At JTS, half of the program’s final three years is devoted to professional and pastoral skills, including communications and nonprofit management. You’ll also have to get a master’s degree.
Wherever you go, expect to intern — and not just at synagogues.
“Over the last 20 years, the movement has been toward field education,” says Rabbi Daniel Nevins, dean of the rabbinical school at JTS. “That’s more time out in the community, whether doing clinical pastoral education in hospitals or internships in synagogues and schools and camps and agencies.”
I don’t want to sound like your dad, but have you thought about your long-term future? Rabbinic tenure has fallen by the wayside, making rabbi jobs far less secure than in the past, according to Jonathan Sarna, a historian of American Judaism at Brandeis University.

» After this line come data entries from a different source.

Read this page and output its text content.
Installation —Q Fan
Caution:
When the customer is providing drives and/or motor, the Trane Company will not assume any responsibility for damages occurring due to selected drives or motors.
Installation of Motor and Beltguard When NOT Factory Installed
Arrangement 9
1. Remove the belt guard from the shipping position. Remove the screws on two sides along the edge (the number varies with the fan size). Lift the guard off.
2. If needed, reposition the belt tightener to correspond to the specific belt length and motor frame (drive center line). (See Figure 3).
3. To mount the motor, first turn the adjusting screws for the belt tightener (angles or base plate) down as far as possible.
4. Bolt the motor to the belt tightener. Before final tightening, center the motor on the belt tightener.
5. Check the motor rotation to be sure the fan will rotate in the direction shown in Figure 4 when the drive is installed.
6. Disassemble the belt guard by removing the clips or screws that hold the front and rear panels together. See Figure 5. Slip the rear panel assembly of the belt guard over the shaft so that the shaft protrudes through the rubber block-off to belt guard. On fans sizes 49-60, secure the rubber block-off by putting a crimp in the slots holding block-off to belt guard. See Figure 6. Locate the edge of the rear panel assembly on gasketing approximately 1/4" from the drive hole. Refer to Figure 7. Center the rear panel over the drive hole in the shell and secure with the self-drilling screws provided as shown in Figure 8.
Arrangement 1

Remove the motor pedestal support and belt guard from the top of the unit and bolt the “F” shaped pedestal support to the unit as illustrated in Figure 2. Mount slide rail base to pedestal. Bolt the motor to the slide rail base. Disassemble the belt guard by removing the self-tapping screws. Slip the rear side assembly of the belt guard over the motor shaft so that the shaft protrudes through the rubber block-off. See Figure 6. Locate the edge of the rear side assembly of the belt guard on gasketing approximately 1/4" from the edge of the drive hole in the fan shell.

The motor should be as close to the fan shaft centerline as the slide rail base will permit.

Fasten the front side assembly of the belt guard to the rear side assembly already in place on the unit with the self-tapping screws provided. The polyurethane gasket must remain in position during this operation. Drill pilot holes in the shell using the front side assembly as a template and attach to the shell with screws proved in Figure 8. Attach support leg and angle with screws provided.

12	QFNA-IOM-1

Still want to be a rabbi? Fantastic! It’s really a calling, isn’t it?
That’s how Sam Taylor feels.
“Early on in college I discovered I have a love of teaching, of people, of Judaism and Torah. I don’t think I’d be satisfied with accounting,” says Taylor, who will be graduating Y.U.’s rabbinical program this June.
Was Taylor nervous about finding a job? You bet. That’s why he did rabbinic internships, summer programs and fellowships. It paid off: He’s accepted a position in his native London, as an assistant rabbi at Western Marble Arch Synagogue.
“A lot of it is you just got to have faith in the hand of God,” Taylor says. “Faith counts for a lot.”